Schema-Driven Workflows

For AI agent workflows that pass structured data between tasks, use createSmithers to define output schemas with Zod. This gives you type-safe ctx.output() for reading previous task results and automatic SQLite-backed persistence.
// .jjhub/workflows/bugfix.tsx
import { createSmithers, Task, on } from "@jjhub-ai/workflow";
import { ToolLoopAgent as Agent } from "ai";
import { anthropic } from "@ai-sdk/anthropic";
import { z } from "zod";

const { Workflow, smithers } = createSmithers({
  analysis: z.object({
    summary: z.string(),
    severity: z.enum(["low", "medium", "high"]),
  }),
  fix: z.object({
    patch: z.string(),
    explanation: z.string(),
  }),
});

const analyst = new Agent({
  model: anthropic("claude-sonnet-4-5-20250929"),
  instructions: "You are a code analyst. Return structured JSON.",
});

const fixer = new Agent({
  model: anthropic("claude-sonnet-4-5-20250929"),
  instructions: "You are a senior engineer who writes minimal, correct fixes.",
});

export default smithers((ctx) => (
  <Workflow
    name="Bugfix"
    triggers={[on.manualDispatch({ inputs: { description: { type: "string", required: true } } })]}
  >
    <Task id="analyze" output="analysis" agent={analyst}>
      {`Analyze this bug: ${ctx.input.description}`}
    </Task>
    <Task id="fix" output="fix" agent={fixer}>
      {`Fix this issue: ${ctx.output("analysis", { nodeId: "analyze" }).summary}`}
    </Task>
  </Workflow>
));

How It Works

ConceptDescription
createSmithers({ ... })Defines Zod schemas for task outputs.
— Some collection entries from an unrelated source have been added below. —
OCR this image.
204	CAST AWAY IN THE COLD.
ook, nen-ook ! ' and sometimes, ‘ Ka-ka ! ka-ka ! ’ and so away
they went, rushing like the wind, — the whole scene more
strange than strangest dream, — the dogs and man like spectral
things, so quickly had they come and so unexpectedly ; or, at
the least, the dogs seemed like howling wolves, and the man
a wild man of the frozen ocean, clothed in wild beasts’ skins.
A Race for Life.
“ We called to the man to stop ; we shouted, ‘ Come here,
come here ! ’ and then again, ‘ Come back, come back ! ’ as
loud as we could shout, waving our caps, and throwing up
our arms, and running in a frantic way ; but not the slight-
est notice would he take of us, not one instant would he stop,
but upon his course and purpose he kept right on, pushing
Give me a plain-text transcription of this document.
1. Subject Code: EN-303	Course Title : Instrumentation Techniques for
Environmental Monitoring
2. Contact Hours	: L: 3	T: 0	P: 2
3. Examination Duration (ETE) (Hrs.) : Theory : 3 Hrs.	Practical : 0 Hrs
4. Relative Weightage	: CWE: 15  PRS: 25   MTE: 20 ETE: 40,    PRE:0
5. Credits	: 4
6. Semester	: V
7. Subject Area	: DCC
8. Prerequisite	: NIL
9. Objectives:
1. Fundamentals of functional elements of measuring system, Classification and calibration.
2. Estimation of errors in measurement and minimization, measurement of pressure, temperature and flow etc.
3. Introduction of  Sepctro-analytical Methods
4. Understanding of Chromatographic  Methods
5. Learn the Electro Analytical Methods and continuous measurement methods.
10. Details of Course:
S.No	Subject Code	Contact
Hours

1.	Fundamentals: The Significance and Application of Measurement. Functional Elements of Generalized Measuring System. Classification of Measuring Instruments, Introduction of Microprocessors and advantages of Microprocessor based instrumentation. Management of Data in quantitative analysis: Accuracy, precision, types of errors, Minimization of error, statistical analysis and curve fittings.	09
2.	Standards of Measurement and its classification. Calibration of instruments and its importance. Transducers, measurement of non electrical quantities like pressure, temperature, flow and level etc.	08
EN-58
Returns Workflow, Task, and smithers bound to those schemas.
smithers((ctx) => ...)Wraps your workflow factory with schema-aware context. Use instead of a plain export default (ctx) => ....
output="analysis"Tells the task to validate and persist its output against the analysis Zod schema.
ctx.output("analysis", { nodeId: "analyze" })Reads the typed output from a previous task. Fully type-safe — returns { summary: string, severity: "low" | "medium" | "high" }.
The simple export default (ctx) => <Workflow> pattern (shown earlier) works for compute tasks that just run shell commands. Use createSmithers when tasks need to pass structured data to each other.